Tribune News Service
Mumbai, December 5
The Reserve Bank of India on Thursday left key rates unchanged even as it lowered India’s GDP growth forecast to 5 per cent from the current 6.1 per cent.
In its statement, it said that it decided to keep the repo rate and reverse repo rates unchanged at 5.15 per cent and 4.9 per cent, respectively.
The Monetary Policy Committee (MPC) of the RBI said it was maintaining an “accomodative” stance which had been interpreted by analysts as over-ruling chances of rates being increased in the coming months.

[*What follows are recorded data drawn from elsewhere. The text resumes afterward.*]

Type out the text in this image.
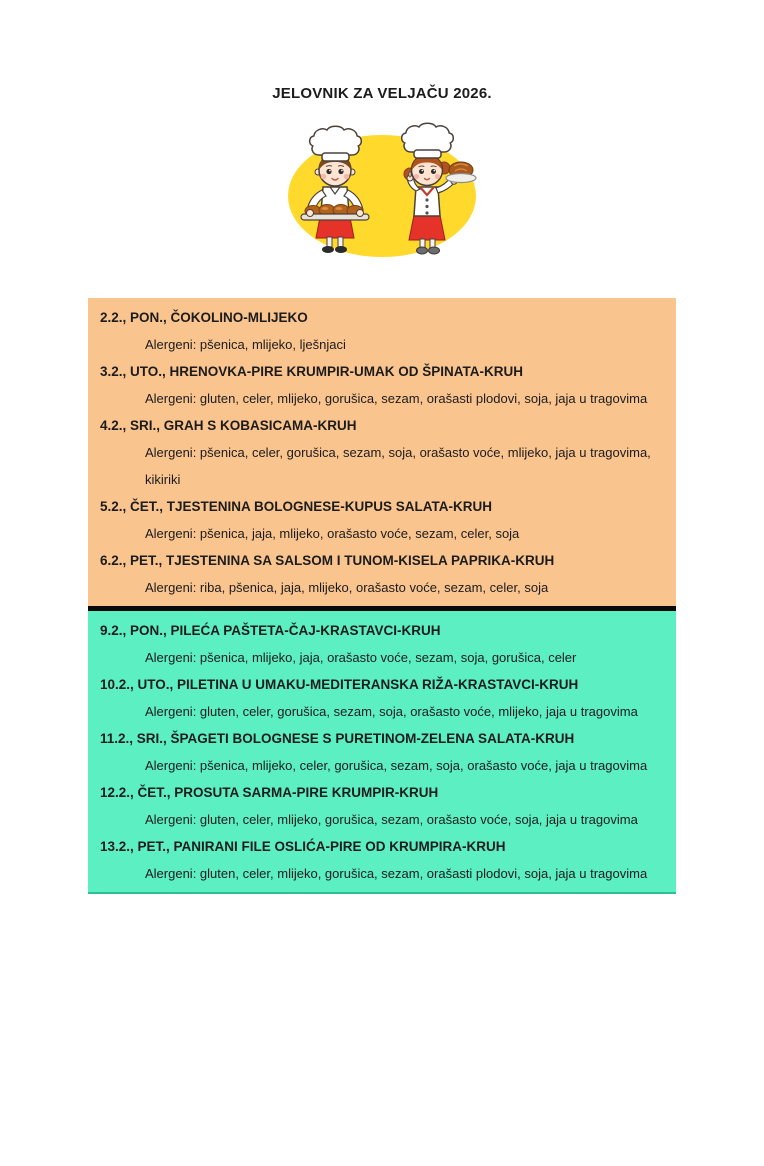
JELOVNIK ZA VELJAČU 2026.

2.2., PON., ČOKOLINO-MLIJEKO

Alergeni: pšenica, mlijeko, lješnjaci

3.2., UTO., HRENOVKA-PIRE KRUMPIR-UMAK OD ŠPINATA-KRUH

Alergeni: gluten, celer, mlijeko, gorušica, sezam, orašasti plodovi, soja, jaja u tragovima

4.2., SRI., GRAH S KOBASICAMA-KRUH

Alergeni: pšenica, celer, gorušica, sezam, soja, orašasto voće, mlijeko, jaja u tragovima, kikiriki

5.2., ČET., TJESTENINA BOLOGNESE-KUPUS SALATA-KRUH

Alergeni: pšenica, jaja, mlijeko, orašasto voće, sezam, celer, soja

6.2., PET., TJESTENINA SA SALSOM I TUNOM-KISELA PAPRIKA-KRUH

Alergeni: riba, pšenica, jaja, mlijeko, orašasto voće, sezam, celer, soja

9.2., PON., PILEĆA PAŠTETA-ČAJ-KRASTAVCI-KRUH

Alergeni: pšenica, mlijeko, jaja, orašasto voće, sezam, soja, gorušica, celer

10.2., UTO., PILETINA U UMAKU-MEDITERANSKA RIŽA-KRASTAVCI-KRUH

Alergeni: gluten, celer, gorušica, sezam, soja, orašasto voće, mlijeko, jaja u tragovima

11.2., SRI., ŠPAGETI BOLOGNESE S PURETINOM-ZELENA SALATA-KRUH

Alergeni: pšenica, mlijeko, celer, gorušica, sezam, soja, orašasto voće, jaja u tragovima

12.2., ČET., PROSUTA SARMA-PIRE KRUMPIR-KRUH

Alergeni: gluten, celer, mlijeko, gorušica, sezam, orašasto voće, soja, jaja u tragovima

13.2., PET., PANIRANI FILE OSLIĆA-PIRE OD KRUMPIRA-KRUH

Alergeni: gluten, celer, mlijeko, gorušica, sezam, orašasti plodovi, soja, jaja u tragovima
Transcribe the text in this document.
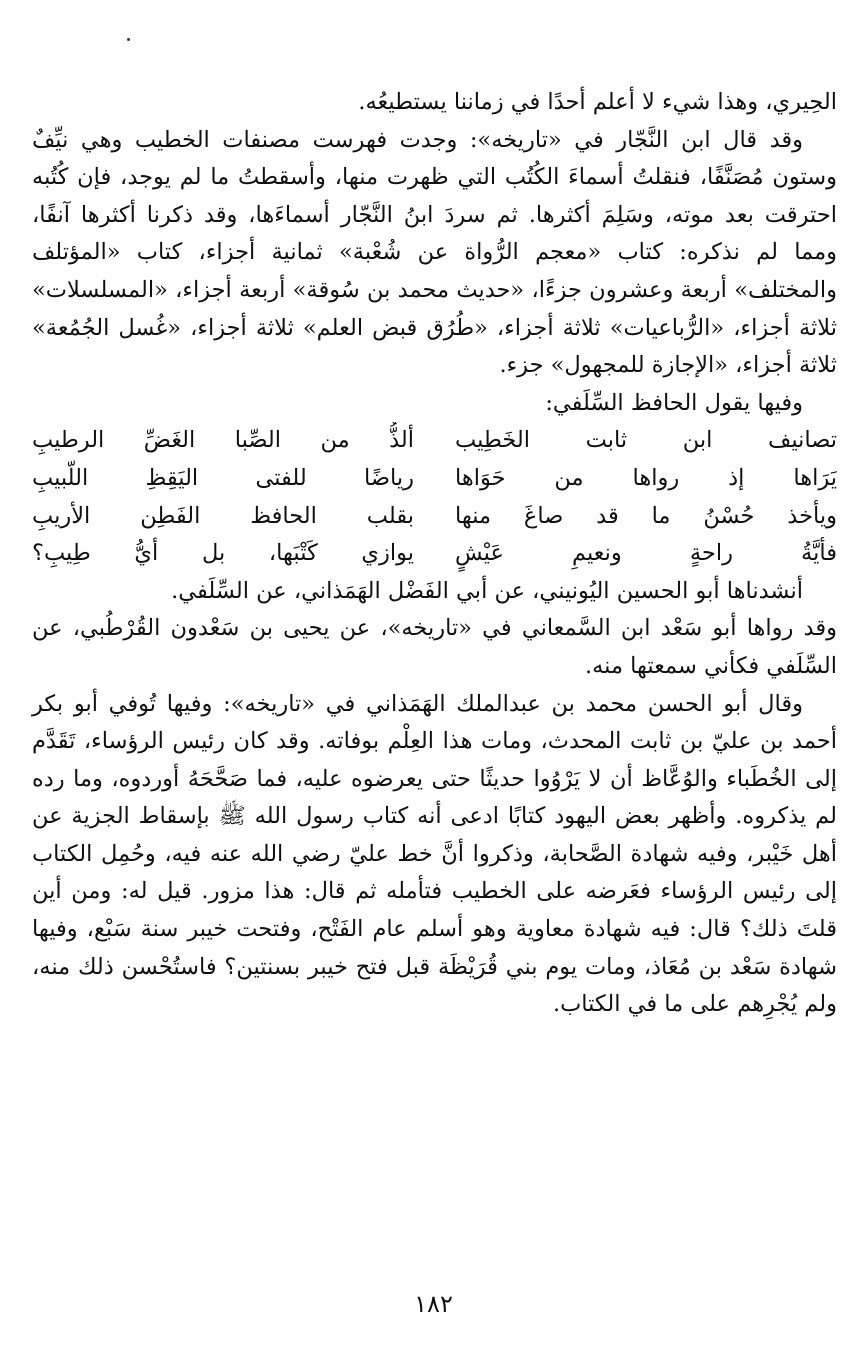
الحِيري، وهذا شيء لا أعلم أحدًا في زماننا يستطيعُه.

وقد قال ابن النَّجّار في «تاريخه»: وجدت فهرست مصنفات الخطيب وهي نيِّفٌ وستون مُصَنَّفًا، فنقلتُ أسماءَ الكُتُب التي ظهرت منها، وأسقطتُ ما لم يوجد، فإن كُتُبه احترقت بعد موته، وسَلِمَ أكثرها. ثم سردَ ابنُ النَّجّار أسماءَها، وقد ذكرنا أكثرها آنفًا، ومما لم نذكره: كتاب «معجم الرُّواة عن شُعْبة» ثمانية أجزاء، كتاب «المؤتلف والمختلف» أربعة وعشرون جزءًا، «حديث محمد بن سُوقة» أربعة أجزاء، «المسلسلات» ثلاثة أجزاء، «الرُّباعيات» ثلاثة أجزاء، «طُرُق قبض العلم» ثلاثة أجزاء، «غُسل الجُمُعة» ثلاثة أجزاء، «الإجازة للمجهول» جزء.

وفيها يقول الحافظ السِّلَفي:

تصانيف ابن ثابت الخَطِيب
ألذُّ من الصِّبا الغَضِّ الرطيبِ
يَرَاها إذ رواها من حَوَاها
رياضًا للفتى اليَقِظِ اللَّبيبِ
ويأخذ حُسْنُ ما قد صاغَ منها
بقلب الحافظ الفَطِن الأريبِ
فأيَّةُ راحةٍ ونعيمِ عَيْشٍ
يوازي كَتْبَها، بل أيُّ طِيبِ؟

أنشدناها أبو الحسين اليُونيني، عن أبي الفَضْل الهَمَذاني، عن السِّلَفي.

وقد رواها أبو سَعْد ابن السَّمعاني في «تاريخه»، عن يحيى بن سَعْدون القُرْطُبي، عن السِّلَفي فكأني سمعتها منه.

وقال أبو الحسن محمد بن عبدالملك الهَمَذاني في «تاريخه»: وفيها تُوفي أبو بكر أحمد بن عليّ بن ثابت المحدث، ومات هذا العِلْم بوفاته. وقد كان رئيس الرؤساء، تَقَدَّم إلى الخُطَباء والوُعَّاظ أن لا يَرْوُوا حديثًا حتى يعرضوه عليه، فما صَحَّحَهُ أوردوه، وما رده لم يذكروه. وأظهر بعض اليهود كتابًا ادعى أنه كتاب رسول الله ﷺ بإسقاط الجزية عن أهل خَيْبر، وفيه شهادة الصَّحابة، وذكروا أنَّ خط عليّ رضي الله عنه فيه، وحُمِل الكتاب إلى رئيس الرؤساء فعَرضه على الخطيب فتأمله ثم قال: هذا مزور. قيل له: ومن أين قلتَ ذلك؟ قال: فيه شهادة معاوية وهو أسلم عام الفَتْح، وفتحت خيبر سنة سَبْع، وفيها شهادة سَعْد بن مُعَاذ، ومات يوم بني قُرَيْظَة قبل فتح خيبر بسنتين؟ فاستُحْسن ذلك منه، ولم يُجْرِهم على ما في الكتاب.

١٨٢
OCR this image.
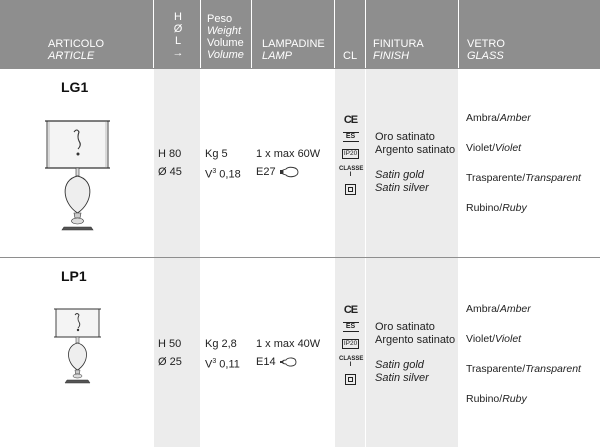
ARTICOLO
ARTICLE
H
Ø
L
→
Peso
Weight
Volume
Volume
LAMPADINE
LAMP	CL
FINITURA
FINISH
VETRO
GLASS
LG1
H 80
Ø 45
Kg 5
$V^3$ 0,18
1 x max 60W
E27
CE
ES
IP20
CLASSE I
Oro satinato
Argento satinato
Satin gold
Satin silver
Ambra/Amber
Violet/Violet
Trasparente/Transparent
Rubino/Ruby
LP1
H 50
Ø 25
Kg 2,8
$V^3$ 0,11
1 x max 40W
E14
CE
ES
IP20
CLASSE I
Oro satinato
Argento satinato
Satin gold
Satin silver
Ambra/Amber
Violet/Violet
Trasparente/Transparent
Rubino/Ruby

“The MPC recognises that there is monetary policy space for future action. However, given the evolving growth-inflation dynamics, the MPC felt it appropriate to take a pause at this juncture. Accordingly, the MPC decided to keep the policy repo rate unchanged and continue with the accommodative stance as long as it is necessary to revive growth, while ensuring that inflation remains within the target,” the RBI said in a statement.
The Central Bank also revised upwards its consumer price index inflation projection to 5.1-4.7 per cent for the second half of the current financial year and to 4-3.8 per cent for the first half of 2020-21. “Domestic demand has slowed down, which is being reflected in the softening of inflation excluding food and fuel,” the RBI added.
The statement noted that the real GDP growth projected in the October policy was at 6.1 per cent for 2019-20. However, actual “GDP growth for Q2:2019-20 turned out to be significantly lower than projected,” the RBI added. Projections for the second half of the current financial year has been lowered downwards to 4.9 to 5.5 per cent.
The RBI, however, hoped the measures initiated by the government over the past few months would spur domestic demand.
Later, RBI Governor Shaktikanta Das told reporters that globally growth appeared to have become subdued though there were some signs of resilience. He was hopeful that rabi-sowing appeared to be good despite the delay in harvesting the kharif crop.
“The slowdown in GDP growth was cushioned by a jump in government final consumption expenditure. On the supply side gross value added (GVA) growth decelerated to 4.3 per cent in Q2 ’19-20, pulled down by contraction in manufacturing. Growth in the services sector moderated but agricultural GVA growth increased marginally. Beyond Q2 there are several positive developments which could turn out to be green shoots depending on how they evolve,” Das added.